Près de 7,5 millions de Tunisiens sont conviés, ce dimanche, pour un
scrutin historique destiné à élire 217 députés à l'assemblée constituante. Ils
doivent élire une assemblée constituante pour enterrer définitivement la
dictature et mettre le pays sur le chemin de la démocratie.
Sur la base d'un mode de scrutin proportionnel aux plus forts restes, les
électeurs auront à trancher entre 1.570 listes, soit 11.000 candidats, dont une
moitié d'indépendants. Une pléthore qui n'a rien de surprenant. Après la chape
de plomb des années de dictature, la
Tunisie compte aujourd'hui officiellement 111 partis. Le
scrutin qui devrait faire un premier écrémage de la scène politique marquera
symboliquement la fin de l'acte I de la transition. L'assemblée constituante
élue prendra le relais de la « haute Instance pour la réalisation des objectifs
de la révolution, de la réforme politique et de la transition démocratique»
mise en place après la fuite de Ben Ali. Le mot « historique » n'est pas de
trop pour un pays qui n'a connu que la dictature. Relativement « éclairée »

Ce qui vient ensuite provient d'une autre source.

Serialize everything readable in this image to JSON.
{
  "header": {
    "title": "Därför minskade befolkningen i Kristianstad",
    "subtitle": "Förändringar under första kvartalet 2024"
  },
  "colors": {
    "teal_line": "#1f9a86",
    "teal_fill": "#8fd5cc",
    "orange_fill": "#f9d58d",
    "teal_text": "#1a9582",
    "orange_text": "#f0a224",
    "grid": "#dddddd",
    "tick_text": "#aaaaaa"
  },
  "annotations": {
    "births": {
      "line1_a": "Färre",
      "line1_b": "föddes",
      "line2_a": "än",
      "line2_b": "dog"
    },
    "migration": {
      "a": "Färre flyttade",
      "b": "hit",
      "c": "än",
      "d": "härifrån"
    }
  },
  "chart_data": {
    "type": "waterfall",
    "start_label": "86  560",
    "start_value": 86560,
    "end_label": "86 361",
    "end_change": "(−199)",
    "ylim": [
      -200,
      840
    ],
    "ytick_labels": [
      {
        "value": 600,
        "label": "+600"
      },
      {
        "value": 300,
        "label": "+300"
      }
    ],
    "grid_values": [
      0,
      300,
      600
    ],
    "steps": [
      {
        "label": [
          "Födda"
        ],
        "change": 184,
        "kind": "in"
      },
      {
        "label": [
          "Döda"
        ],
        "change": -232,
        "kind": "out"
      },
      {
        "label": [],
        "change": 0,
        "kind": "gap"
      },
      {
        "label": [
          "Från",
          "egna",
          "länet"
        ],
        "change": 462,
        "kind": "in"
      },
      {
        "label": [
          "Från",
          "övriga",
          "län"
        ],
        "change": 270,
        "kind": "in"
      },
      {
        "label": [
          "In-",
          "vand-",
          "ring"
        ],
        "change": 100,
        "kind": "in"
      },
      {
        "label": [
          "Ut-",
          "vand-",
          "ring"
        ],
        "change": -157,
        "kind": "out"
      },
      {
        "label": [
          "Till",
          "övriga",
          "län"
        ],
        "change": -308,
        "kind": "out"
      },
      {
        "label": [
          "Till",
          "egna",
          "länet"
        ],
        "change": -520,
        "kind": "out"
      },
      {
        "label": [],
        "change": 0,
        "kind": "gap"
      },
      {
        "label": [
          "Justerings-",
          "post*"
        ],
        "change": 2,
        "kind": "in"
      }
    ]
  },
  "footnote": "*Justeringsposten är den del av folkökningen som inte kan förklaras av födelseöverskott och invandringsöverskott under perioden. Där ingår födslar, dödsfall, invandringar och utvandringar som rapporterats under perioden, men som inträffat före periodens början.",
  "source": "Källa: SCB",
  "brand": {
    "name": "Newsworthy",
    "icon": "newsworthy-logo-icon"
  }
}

durant une partie du règne sous Habib Bourguiba, policière et très prédatrice
sous Ben Ali. C'est le premier scrutin réellement pluraliste en Tunisie. Les
députés auront une année pour élaborer une nouvelle constitution. L'assemblée
constituante assumera également la fonction de contrôle du gouvernement et
adoptera les lois. En dépit des palabres et des polémiques et parfois de
manifestations qui ont tourné à la violence, la marche vers les élections s'est
déroulée dans de bonnes conditions. La diffusion par Nessma
TV du film Persépolis et les réactions qui ont suivi ont été le moment le plus
délicat de cette transition.
EVITER UN 26 DECEMBRE 91 ALGERIEN FATAL
Très clairement, les Tunisiens ont eu à l'esprit le scrutin du 26
décembre 1991 en Algérie - où avec 35% des voix le FIS se retrouvait largement
majoritaire - en préférant le mode de scrutin proportionnel aux plus forts
restes. Ils ont choisi de prendre le risque d'une atomisation de la
représentation politique pour éviter l'hégémonisme d'un parti ou d'un courant. Le
mouvement Ennahdha, qui se veut aux antipodes du FIS
et proche de l'AKP turc, est crédité d'être le
premier parti politique tunisien. Il s'est publiquement engagé à ne pas
remettre en cause le statut personnel tunisien et à maintenir l'interdiction de
la polygamie. Il a tenu également à maintenir ses distances à l'égard d'une
mouvance salafiste remuante qui d'ailleurs pense que
le scrutin est « haram ». Le score d'Ennahdha sera analysé avec un grand intérêt par les
Tunisiens, par les pays voisins et par les chancelleries occidentales qui ont
longtemps soutenu la dictature au nom du refus de l'islamisme. Face aux
islamistes, quelques partis sont crédités d'un certain poids et qui pourraient
s'unir, par la suite. Il s'agit de partis qui avaient déjà une existence légale
sous l'ancien régime, ce qui ne les mettait pas forcément à l'abri de la
répression : le Parti démocrate progressiste (PDP) d'Ahmed Nejib
Chebbi, le Parti social-démocrate Ettakatol
de Mustapha Ben Jaafar. Ettajdid
- ex-Parti communiste - légalisé en 1993, présente ses candidats dans le cadre
du Pôle démocratique moderniste ou le Qotb (PDM), une
coalition de partis de gauche et d'extrême gauche et d'initiatives de la
société civile. Le Qotb se place ouvertement comme en
opposition aux islamistes d'Ennahdha. Il y a
également le Congrès pour la République de Moncef Marzouki, le Parti du travail tunisien dirigé par Abdeljelil Bedoui, issu de
l'influente UGTT. Mais devant la pléthore de listes et de partis… il faudra
attendre le scrutin pour avoir un premier déblayage de la scène politique
tunisienne.
UN SCRUTIN QUI CONCERNE LE RESTE DU MONDE ARABE
Le plus grand enjeu est bel est bien de réussir une transition vers la
démocratie. De ce point de vue, l'enjeu du scrutin ne concerne pas que les
Tunisiens mais l'ensemble du monde arabe. La Tunisie a été un pays où une dictature policière
a systématisé le discours selon laquelle elle est un « rempart » contre
l'islamisme. L'enjeu de la transition démocratique en cours est d'apporter la
preuve qu'une démocratie est possible en terre d'Islam. Et que l'islamisme ne
servira pas, une fois de plus, de cause et de prétexte, pour faire avorter un
développement politique fondamental. C'est pour cela que les Tunisiens votent
pour eux-mêmes mais aussi pour le reste du monde arabe.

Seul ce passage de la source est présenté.